The worst is with her nappies. I have realised, since Izzie was born, that I’m rather squeamish. I don’t understand quite how or when it happened. When I was working as a care assistant in an old people’s home, and later as a student nurse on an infection control ward, I used to roll my eyes when I heard parents moan about dirty nappies. I made a living from wiping bottoms, and not just any old bottoms, but people with clostridium difficile, a hospital superbug that makes people incontinent and their poop into orange marmalade. I cleaned up diarrhoea after people had been eating sweetcorn. On one memorable occasion, we had to hoist a guy with a gangrenous sacral pressure sore up off the bed so he could poop into my (gloved) hands, which is the closest I’ve come to vomiting on a job.

The point is, I did these things without blinking. Perhaps I repressed my disgust and now it’s coming back to bite me, but somehow Izzie seems to know when I’m alone with her, and stores up her poop for then. And this isn’t just any old poop. Since starting her on the Comfort milk, it’s green and it reeks like a diseased goose.

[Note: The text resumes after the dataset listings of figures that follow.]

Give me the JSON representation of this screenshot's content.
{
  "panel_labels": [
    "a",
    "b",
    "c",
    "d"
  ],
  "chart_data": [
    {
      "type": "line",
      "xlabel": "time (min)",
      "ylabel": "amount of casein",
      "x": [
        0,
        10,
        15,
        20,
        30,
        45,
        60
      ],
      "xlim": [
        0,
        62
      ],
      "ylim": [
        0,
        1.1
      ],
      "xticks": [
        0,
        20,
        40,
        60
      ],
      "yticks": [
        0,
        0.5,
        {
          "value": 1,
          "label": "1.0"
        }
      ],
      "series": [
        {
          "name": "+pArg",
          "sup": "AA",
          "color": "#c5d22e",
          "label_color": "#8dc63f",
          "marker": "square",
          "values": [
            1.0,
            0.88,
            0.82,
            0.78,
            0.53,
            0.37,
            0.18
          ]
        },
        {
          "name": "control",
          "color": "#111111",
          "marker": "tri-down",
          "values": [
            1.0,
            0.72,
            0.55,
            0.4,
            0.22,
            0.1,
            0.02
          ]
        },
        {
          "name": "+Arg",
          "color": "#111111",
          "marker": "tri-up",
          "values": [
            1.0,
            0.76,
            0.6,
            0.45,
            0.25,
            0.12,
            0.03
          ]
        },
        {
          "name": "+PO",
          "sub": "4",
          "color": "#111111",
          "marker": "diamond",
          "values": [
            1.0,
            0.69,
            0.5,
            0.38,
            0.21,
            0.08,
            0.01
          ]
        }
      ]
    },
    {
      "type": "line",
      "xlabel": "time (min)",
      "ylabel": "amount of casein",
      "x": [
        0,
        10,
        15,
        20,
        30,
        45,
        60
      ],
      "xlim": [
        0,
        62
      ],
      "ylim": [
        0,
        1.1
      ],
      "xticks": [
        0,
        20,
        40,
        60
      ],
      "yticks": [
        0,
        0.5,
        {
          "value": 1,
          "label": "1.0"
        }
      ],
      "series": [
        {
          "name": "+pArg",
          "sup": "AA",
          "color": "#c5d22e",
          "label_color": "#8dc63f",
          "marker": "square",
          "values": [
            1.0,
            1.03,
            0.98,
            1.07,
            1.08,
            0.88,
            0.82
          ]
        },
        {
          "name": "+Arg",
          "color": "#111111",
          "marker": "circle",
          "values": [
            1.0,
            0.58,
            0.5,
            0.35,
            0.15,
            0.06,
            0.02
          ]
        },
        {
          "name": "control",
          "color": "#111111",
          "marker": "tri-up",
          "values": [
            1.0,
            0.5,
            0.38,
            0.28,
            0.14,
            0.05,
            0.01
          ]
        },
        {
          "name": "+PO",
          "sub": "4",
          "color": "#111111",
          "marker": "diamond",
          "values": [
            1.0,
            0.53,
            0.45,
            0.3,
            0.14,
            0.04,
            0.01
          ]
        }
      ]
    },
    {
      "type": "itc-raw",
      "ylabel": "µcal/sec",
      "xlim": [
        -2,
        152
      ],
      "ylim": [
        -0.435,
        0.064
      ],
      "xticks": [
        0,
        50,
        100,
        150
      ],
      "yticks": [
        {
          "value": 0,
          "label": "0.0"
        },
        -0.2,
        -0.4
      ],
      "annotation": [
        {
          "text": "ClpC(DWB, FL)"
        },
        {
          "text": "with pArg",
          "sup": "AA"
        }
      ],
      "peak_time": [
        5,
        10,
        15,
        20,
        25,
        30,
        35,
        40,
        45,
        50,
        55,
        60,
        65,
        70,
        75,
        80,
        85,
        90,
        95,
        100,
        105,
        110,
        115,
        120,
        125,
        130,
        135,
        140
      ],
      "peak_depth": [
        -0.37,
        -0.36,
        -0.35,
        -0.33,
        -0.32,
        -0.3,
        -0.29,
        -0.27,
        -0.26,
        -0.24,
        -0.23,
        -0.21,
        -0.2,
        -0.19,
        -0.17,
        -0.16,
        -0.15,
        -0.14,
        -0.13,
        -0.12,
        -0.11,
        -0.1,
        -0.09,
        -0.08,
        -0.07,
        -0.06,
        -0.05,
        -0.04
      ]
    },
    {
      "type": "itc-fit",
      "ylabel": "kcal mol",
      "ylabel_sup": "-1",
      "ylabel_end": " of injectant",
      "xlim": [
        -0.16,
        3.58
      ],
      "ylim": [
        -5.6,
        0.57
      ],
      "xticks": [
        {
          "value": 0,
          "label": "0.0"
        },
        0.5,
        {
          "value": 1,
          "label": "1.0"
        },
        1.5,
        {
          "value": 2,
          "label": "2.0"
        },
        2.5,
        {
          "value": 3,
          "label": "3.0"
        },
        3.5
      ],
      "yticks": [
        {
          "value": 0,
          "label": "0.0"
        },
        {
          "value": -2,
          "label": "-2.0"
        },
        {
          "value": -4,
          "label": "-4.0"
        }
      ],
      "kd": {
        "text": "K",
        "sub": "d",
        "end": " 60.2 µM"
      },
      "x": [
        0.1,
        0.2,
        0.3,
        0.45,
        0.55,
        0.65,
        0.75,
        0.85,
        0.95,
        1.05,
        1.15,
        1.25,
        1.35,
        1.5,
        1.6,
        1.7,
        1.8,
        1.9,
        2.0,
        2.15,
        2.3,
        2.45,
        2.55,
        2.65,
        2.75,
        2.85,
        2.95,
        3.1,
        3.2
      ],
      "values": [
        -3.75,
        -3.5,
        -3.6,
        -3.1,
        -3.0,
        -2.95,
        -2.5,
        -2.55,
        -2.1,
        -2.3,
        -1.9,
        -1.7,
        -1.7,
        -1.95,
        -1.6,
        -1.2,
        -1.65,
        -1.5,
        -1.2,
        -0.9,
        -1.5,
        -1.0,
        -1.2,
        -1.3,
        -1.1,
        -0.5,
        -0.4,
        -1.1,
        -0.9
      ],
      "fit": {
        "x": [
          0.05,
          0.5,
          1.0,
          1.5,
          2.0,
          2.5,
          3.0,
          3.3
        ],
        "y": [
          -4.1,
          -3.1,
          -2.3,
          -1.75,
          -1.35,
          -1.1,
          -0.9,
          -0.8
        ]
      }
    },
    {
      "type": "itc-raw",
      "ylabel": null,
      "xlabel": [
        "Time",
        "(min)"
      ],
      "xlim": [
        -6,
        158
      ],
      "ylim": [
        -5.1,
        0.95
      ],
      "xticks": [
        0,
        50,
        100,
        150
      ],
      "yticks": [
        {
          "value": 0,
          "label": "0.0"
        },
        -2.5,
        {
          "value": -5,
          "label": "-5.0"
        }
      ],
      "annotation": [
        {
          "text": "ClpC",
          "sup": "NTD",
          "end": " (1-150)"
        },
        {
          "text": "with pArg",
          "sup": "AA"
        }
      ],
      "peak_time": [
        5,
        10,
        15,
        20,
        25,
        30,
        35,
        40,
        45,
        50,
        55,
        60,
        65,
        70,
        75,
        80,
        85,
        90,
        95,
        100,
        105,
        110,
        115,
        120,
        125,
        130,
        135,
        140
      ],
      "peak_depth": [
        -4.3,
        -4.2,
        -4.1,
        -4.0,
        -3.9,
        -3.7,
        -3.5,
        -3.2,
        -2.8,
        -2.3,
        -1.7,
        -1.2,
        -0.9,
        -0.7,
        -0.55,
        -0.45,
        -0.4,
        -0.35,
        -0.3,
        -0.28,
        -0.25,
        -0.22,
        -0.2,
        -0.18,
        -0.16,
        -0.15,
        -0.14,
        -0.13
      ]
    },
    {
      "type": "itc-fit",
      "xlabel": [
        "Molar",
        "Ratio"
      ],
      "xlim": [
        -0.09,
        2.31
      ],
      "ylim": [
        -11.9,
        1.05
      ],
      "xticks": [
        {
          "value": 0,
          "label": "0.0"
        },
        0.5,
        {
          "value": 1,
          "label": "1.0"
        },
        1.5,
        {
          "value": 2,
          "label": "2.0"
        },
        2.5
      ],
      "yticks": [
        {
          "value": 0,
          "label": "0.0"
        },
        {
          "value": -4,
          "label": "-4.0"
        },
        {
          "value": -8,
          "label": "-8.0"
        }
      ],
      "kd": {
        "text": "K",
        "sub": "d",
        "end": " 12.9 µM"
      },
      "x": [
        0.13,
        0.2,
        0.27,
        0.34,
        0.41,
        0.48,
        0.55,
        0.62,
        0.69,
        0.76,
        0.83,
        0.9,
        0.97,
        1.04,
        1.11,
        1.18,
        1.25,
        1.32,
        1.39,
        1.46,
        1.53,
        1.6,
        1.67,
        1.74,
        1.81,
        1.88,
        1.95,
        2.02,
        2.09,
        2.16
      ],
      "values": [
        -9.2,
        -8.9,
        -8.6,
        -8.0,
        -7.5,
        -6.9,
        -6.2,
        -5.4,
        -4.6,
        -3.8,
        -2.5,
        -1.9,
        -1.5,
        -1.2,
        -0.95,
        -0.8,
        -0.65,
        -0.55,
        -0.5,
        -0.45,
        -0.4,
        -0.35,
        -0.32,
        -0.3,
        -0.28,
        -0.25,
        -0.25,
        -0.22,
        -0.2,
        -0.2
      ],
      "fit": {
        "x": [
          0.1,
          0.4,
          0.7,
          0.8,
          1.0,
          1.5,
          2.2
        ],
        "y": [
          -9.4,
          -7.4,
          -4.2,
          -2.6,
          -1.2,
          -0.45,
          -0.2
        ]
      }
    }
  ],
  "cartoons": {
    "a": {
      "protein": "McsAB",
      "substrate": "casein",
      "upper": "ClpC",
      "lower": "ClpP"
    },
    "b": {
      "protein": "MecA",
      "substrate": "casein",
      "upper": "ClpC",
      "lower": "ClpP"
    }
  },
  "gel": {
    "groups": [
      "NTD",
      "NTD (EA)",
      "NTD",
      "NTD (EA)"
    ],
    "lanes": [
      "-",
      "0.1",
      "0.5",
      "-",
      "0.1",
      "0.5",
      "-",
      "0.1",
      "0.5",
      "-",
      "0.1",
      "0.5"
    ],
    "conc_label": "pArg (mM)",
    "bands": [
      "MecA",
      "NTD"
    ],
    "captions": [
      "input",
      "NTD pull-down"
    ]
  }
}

It follows a pattern these days. First, the hard nugget that lures you onto the changing table with a peg on your nose. Then, as you remove the nappy, she passes a softer stool that comes out like a sausage and coils round and round until you have a twelve-inch Cumberland you have to detach from her bottom with a piece of tissue. Then she waits until you’ve been pulled into thinking she’s finished before she projects a green stream of mushy peas across the back of your hand.

Every time, nugget, sausage, peas. Every time I change her, that is. When her mother changes her, there’s none of that, and her mother has no sense of smell. It’s like she senses my weakness and goes in for the kill. So if there are any experts reading this, you need to add a new sense to your list: a baby’s sense of inconvenient timing.